Platform and scientific approach

• Utilizes oligonucleotide technology to upregulate protein expression, targeting genetic diseases with haploinsufficiency, especially in the CNS.

• Platform allows precise, cell-specific modulation of protein levels, reducing risk of overexpression.

• Initial focus is on Dravet syndrome, with plans to expand into other indications, including autosomal dominant optic atrophy.

• Collaboration with Acadia covers programs in Rett syndrome, SYNGAP1, and an undisclosed indication.

• Animal and early clinical data support the platform’s ability to double deficient proteins and improve disease outcomes.

Clinical data and patient impact

• Lead candidate zorevunersen showed up to 80% seizure reduction in Dravet patients on top of standard care.

• Improvements observed in cognition, communication, and motor skills, measured by validated tools like the Vineland Adaptive Behavior Scale.

• Families prioritize improvements in quality of life, such as communication and behavior, over seizure reduction alone.

• Phase 1/2 and open-label extension studies indicate sustained benefits up to nine months and beyond.

• Disease-modifying effects are central to regulatory and payer discussions, aiming for meaningful clinical and economic value.

Regulatory and development strategy

• Ongoing discussions with FDA, EMA, and PMDA to finalize phase III design, with seizure reduction as the likely primary endpoint.

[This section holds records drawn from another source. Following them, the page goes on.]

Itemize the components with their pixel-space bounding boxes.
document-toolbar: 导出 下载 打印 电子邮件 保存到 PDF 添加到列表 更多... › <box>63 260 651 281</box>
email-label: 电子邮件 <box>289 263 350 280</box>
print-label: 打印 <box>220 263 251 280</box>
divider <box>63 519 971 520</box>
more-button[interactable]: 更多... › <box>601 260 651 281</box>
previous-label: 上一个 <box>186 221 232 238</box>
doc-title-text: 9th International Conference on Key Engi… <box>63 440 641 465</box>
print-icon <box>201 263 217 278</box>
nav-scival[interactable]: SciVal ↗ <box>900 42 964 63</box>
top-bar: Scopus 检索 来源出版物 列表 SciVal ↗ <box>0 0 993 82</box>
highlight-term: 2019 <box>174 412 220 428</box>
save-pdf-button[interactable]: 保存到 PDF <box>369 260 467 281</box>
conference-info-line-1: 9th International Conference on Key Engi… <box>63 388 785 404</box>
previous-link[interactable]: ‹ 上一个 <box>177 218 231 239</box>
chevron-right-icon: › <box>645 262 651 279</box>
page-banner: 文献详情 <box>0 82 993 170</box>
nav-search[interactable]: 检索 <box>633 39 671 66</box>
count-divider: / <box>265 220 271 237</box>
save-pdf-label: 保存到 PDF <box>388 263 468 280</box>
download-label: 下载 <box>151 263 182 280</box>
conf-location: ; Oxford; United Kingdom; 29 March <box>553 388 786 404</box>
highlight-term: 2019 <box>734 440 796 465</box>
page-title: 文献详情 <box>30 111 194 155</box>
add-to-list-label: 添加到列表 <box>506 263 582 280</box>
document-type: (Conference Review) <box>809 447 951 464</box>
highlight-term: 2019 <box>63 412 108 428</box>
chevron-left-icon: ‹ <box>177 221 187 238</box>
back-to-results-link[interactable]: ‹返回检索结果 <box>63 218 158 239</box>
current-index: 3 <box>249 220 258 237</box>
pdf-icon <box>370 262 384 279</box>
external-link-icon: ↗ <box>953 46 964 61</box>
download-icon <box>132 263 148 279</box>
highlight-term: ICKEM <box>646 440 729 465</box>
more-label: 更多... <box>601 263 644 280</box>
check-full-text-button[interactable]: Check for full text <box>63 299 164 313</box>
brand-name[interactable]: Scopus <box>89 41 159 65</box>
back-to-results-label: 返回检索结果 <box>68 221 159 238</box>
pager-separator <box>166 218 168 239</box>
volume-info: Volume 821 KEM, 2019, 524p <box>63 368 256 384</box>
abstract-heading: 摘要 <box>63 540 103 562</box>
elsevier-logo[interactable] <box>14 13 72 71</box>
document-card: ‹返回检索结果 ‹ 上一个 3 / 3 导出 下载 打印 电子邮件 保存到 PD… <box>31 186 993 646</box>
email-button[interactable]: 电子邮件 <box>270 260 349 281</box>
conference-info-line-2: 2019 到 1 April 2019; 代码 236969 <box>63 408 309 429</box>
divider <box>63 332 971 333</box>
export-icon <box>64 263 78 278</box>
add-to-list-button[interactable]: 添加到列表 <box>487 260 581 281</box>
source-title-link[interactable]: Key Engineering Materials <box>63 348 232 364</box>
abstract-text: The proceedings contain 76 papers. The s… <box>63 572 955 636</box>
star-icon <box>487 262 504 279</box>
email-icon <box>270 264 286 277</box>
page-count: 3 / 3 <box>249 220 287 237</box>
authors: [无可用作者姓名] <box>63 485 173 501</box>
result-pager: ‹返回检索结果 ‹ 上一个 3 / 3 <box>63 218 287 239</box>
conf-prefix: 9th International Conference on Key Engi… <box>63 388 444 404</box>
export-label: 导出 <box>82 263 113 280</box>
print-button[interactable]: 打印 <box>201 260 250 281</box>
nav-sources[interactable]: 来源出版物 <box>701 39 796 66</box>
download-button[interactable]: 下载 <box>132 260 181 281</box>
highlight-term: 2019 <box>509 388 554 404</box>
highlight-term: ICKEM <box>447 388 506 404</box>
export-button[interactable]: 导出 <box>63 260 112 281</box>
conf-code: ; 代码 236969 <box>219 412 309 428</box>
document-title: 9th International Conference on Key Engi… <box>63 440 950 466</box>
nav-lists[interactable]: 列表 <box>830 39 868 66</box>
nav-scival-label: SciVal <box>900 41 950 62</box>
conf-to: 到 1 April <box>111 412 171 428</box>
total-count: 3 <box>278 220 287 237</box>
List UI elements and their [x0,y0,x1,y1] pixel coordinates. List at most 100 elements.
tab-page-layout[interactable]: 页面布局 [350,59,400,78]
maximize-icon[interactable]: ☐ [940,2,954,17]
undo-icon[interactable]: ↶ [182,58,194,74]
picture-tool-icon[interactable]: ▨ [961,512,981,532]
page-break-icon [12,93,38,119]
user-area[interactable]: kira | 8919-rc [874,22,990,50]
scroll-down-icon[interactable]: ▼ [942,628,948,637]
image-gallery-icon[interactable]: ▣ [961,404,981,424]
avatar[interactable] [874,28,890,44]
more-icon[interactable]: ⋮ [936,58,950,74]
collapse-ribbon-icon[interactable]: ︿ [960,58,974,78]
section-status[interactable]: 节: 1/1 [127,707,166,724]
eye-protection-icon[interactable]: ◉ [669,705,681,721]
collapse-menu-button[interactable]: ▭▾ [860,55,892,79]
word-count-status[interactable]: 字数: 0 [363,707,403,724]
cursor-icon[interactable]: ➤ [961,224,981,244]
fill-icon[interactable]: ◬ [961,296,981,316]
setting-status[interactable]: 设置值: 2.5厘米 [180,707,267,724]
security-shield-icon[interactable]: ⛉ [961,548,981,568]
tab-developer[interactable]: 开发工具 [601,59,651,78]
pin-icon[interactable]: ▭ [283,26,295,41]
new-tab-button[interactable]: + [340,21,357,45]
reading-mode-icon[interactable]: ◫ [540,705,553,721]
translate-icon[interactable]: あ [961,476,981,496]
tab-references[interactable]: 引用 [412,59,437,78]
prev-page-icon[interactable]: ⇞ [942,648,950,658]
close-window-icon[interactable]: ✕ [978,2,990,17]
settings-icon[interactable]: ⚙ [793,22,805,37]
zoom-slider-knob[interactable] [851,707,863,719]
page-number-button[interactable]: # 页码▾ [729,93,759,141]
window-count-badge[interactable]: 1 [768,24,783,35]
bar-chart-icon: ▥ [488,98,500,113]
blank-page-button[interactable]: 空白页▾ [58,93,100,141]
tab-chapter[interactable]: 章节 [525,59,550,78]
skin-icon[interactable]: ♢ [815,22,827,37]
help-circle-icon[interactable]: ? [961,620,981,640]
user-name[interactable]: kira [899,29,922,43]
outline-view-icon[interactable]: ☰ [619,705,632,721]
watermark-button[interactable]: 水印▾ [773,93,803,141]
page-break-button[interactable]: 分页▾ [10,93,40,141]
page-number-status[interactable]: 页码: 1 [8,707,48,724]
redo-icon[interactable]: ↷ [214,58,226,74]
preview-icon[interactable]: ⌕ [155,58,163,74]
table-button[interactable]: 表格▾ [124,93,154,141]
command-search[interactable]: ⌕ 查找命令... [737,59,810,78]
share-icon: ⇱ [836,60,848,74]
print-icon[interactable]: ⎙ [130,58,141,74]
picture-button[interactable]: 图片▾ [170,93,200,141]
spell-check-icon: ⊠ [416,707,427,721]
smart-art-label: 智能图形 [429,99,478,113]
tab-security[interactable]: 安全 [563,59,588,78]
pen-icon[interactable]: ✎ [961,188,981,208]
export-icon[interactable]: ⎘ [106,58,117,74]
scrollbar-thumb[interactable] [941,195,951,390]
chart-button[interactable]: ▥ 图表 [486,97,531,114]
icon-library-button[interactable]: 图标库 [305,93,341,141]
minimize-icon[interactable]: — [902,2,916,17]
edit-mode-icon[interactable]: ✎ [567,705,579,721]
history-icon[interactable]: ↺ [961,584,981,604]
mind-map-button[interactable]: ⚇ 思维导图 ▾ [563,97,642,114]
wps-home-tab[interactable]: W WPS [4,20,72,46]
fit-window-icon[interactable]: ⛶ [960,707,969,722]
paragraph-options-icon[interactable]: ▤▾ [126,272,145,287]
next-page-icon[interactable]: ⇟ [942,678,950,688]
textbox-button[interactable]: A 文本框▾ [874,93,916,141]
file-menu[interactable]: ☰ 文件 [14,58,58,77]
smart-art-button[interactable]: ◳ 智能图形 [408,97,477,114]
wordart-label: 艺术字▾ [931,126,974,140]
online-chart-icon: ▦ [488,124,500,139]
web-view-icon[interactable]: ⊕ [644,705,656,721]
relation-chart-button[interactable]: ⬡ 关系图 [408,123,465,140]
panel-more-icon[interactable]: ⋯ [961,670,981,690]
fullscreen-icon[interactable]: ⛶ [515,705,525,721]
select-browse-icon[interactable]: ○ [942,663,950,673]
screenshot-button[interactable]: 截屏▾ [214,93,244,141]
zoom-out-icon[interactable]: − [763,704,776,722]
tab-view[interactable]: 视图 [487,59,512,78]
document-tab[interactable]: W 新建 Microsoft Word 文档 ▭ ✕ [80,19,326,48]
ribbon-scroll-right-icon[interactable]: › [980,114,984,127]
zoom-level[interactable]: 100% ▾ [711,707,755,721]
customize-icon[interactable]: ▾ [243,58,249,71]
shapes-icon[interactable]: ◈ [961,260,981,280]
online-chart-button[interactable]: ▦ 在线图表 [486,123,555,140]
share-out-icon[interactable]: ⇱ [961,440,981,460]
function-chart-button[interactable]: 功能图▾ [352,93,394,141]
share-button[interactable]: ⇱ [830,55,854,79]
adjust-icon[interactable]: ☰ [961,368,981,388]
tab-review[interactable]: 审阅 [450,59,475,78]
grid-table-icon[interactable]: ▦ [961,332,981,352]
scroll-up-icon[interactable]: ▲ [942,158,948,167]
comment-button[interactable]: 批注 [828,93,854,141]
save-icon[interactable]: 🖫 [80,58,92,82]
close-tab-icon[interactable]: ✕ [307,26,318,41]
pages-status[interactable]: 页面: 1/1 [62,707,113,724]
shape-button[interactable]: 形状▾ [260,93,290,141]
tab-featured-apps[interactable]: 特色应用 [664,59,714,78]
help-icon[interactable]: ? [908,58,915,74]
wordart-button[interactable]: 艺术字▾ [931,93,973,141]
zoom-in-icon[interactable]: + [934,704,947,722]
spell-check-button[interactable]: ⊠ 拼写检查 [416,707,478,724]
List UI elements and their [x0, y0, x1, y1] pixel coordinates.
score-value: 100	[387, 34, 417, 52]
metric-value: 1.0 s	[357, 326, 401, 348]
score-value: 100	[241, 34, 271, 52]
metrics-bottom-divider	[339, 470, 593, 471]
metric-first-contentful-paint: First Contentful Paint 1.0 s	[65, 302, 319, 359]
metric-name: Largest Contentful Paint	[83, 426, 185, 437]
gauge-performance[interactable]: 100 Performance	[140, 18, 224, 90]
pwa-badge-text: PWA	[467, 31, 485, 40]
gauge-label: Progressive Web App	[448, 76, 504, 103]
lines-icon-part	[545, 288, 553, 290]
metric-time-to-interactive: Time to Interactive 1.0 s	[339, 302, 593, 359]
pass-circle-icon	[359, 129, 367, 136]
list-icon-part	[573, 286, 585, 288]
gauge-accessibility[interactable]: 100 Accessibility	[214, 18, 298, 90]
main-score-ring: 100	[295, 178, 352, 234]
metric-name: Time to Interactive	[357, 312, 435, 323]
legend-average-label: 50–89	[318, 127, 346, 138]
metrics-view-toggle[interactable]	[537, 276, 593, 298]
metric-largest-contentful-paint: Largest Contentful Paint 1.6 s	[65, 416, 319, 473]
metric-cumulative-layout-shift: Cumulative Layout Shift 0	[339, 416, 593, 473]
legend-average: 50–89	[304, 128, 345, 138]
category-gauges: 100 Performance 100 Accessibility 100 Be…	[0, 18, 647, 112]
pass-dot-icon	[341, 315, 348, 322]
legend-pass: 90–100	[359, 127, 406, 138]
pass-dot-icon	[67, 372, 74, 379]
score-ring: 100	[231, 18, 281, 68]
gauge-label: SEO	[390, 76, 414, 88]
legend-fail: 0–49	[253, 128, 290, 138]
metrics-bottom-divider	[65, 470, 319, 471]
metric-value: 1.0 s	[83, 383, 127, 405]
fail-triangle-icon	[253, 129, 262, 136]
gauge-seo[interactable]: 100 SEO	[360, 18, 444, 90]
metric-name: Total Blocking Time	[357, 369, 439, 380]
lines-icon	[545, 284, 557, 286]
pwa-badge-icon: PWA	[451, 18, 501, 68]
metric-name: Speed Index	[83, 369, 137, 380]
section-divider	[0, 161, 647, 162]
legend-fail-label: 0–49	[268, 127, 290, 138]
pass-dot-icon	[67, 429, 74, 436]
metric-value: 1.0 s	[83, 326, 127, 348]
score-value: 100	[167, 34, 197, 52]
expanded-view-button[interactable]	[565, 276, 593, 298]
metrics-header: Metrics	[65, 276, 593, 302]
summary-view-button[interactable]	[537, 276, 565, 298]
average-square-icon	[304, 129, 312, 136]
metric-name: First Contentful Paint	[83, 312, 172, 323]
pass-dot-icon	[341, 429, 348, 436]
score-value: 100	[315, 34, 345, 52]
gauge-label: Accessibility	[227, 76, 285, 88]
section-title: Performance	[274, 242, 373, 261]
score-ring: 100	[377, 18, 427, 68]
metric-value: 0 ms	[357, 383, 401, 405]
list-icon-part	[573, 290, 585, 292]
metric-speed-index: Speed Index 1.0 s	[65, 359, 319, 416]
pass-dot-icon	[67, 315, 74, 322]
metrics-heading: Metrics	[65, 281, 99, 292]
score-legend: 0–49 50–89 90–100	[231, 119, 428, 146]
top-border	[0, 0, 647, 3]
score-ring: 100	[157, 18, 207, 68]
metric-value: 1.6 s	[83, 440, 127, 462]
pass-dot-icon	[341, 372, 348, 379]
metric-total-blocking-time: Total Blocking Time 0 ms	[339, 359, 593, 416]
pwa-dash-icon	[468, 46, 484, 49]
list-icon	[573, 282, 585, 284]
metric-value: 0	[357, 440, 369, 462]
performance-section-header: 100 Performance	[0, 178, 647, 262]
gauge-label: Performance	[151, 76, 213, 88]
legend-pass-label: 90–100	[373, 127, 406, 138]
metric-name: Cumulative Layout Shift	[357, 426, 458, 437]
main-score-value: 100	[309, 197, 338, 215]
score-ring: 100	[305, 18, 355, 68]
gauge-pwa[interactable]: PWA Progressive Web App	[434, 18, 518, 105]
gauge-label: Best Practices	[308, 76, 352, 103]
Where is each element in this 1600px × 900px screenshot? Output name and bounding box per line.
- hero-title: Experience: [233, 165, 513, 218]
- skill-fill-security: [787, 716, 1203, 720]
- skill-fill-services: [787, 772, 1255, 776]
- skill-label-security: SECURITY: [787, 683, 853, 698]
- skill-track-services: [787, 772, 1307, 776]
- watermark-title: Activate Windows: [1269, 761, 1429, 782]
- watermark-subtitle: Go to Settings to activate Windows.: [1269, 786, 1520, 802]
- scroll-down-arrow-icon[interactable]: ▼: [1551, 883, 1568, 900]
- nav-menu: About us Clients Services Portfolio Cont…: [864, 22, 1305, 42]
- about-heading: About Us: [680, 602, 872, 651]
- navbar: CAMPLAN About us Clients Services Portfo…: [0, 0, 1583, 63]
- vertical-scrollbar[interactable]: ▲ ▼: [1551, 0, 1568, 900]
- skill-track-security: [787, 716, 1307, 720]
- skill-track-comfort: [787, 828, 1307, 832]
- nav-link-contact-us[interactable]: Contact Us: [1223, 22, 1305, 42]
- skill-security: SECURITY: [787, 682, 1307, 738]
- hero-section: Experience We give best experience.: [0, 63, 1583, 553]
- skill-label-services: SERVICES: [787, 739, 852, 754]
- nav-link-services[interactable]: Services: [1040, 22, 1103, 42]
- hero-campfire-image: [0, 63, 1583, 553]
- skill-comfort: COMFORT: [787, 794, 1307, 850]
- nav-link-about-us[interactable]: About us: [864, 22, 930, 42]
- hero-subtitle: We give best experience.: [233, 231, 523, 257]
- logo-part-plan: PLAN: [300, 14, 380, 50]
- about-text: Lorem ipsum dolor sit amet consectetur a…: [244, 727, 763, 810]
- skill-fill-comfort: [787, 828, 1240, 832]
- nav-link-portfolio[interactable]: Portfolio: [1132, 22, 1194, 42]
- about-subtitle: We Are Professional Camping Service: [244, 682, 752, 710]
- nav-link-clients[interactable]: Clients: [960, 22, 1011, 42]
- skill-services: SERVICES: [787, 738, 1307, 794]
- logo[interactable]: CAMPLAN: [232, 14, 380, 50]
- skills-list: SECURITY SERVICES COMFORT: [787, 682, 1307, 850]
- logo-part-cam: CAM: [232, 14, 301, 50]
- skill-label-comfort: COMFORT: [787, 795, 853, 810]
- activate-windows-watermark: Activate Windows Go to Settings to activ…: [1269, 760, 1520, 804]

• Secondary endpoints will assess cognition and behavior, with studies powered to show statistical significance.

• Phase III protocol expected to be public later this year; pivotal data may be available by 2026.

• For autosomal dominant optic atrophy, first patient dosing is targeted before year-end, with annual intravitreal injections planned.

• Natural history studies provide baseline data for both Dravet and optic atrophy programs, supporting clinical trial design.